In a new climate change report from the Intergovernmental Panel on Climate Change, scientists paint a dire picture of the future of atmospheric warming. The United Nations report predicts global temperatures will rise by more than 1.5 degrees Celsius above pre-industrial levels in the next two decades and points to two gases as the biggest culprits: carbon dioxide and methane. 

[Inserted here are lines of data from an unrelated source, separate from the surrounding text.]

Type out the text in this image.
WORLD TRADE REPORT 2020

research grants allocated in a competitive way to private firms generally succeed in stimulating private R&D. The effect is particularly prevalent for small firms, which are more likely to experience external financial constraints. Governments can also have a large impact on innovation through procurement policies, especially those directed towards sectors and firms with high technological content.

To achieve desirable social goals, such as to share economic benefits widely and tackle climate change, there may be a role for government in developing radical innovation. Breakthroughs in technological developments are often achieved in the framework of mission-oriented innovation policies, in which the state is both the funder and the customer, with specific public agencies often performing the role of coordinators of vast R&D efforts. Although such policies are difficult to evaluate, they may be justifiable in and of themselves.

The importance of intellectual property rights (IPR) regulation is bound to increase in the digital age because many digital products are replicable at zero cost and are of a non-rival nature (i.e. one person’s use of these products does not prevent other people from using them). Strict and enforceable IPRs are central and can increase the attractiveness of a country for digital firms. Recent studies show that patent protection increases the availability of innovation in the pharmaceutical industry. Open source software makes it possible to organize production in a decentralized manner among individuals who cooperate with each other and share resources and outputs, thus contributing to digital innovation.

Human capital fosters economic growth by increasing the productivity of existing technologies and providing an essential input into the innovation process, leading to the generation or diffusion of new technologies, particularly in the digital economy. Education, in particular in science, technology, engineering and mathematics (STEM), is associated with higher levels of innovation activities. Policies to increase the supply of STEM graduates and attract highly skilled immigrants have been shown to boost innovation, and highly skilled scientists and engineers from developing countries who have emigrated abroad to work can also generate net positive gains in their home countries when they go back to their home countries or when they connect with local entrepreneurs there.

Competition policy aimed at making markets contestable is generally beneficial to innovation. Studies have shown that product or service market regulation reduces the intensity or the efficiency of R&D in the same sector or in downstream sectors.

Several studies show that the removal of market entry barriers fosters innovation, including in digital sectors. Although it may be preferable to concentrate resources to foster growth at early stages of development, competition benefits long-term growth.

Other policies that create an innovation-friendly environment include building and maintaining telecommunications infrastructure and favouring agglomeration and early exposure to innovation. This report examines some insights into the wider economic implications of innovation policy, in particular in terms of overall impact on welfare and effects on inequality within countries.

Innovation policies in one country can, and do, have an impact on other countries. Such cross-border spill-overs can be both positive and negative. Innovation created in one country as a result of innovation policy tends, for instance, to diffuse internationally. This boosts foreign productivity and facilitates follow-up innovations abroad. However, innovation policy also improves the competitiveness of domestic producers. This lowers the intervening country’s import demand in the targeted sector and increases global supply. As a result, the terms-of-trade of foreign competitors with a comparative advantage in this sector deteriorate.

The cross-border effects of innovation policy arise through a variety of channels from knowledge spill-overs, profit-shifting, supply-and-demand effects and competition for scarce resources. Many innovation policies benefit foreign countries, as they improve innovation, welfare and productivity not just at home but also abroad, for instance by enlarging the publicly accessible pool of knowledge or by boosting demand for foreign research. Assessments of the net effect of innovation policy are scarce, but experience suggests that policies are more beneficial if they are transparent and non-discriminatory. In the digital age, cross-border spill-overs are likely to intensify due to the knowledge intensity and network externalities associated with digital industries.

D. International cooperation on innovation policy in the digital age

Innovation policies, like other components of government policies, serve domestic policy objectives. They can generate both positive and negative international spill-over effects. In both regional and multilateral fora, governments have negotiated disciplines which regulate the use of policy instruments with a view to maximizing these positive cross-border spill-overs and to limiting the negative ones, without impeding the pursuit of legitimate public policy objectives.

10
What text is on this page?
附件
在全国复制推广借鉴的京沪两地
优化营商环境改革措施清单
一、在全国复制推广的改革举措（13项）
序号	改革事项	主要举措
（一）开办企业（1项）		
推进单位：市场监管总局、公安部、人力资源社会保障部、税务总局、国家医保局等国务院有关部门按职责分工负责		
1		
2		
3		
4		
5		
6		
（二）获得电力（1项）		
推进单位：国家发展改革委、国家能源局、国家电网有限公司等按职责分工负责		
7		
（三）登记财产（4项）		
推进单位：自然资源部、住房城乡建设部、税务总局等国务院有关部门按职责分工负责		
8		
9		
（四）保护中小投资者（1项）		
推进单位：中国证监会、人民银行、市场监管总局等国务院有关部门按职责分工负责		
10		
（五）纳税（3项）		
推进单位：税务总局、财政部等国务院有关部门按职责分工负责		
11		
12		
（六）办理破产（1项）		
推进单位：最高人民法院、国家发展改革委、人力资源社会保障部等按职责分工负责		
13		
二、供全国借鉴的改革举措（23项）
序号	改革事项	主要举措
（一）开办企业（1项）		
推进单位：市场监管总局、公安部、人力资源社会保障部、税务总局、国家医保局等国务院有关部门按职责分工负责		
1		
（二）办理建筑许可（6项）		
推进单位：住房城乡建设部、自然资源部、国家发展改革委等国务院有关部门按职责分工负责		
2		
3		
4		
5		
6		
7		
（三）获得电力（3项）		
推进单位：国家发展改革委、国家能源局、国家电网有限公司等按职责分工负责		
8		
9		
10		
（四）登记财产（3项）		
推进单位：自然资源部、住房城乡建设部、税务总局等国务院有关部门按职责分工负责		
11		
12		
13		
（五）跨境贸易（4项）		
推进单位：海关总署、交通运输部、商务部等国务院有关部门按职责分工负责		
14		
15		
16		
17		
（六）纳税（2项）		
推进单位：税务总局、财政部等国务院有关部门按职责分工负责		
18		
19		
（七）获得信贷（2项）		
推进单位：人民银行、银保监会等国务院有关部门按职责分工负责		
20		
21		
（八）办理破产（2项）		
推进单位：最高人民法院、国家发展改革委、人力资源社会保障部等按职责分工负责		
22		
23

Robert Howarth is a professor of ecology and environmental biology at Cornell University and a faculty fellow at Cornell’s Atkinson Center for Sustainability. He studies the greenhouse gas footprint of methane extracted from shale formations such as the Marcellus shale. Howarth authored a study in Biogeosciences demonstrating that increased emissions from the oil and gas industry prompted a global spike in atmospheric methane.

Howarth says:

“Human activity has increased methane proportionately more than carbon dioxide over the past century, and methane levels continue to rise rapidly — driven largely by emissions from fossil fuels and agriculture.

“The IPCC for the first time highlights the importance of reducing methane emissions to meet the UN COP 21 goal established in Paris in December 2015 to keep warming well below 2 degrees Celsius.

“According to the report, it is likely the Earth has already warmed by 1.07 degrees Celsius relative to the period of 1850-1900. Carbon dioxide and methane are the two most important drivers of this increase, with carbon dioxide contributing 0.75 degrees and methane 0.5 degrees. Other greenhouse gases are far less important, and sulfur dioxide emissions have contributed to a cooling of 0.5 degrees.

“Lowering methane emissions is critical to avoid a rapid warming as society reduces carbon dioxide emissions, since reduction in carbon dioxide is accompanied by a decrease in sulfur dioxide emissions.

“Cutting methane emissions by 40 to 45% by 2030 would almost immediately slow the rate of global warming, and shave 0.3 degrees off of the increase in global temperature by 2040, according to a UNEP report from May 2021.”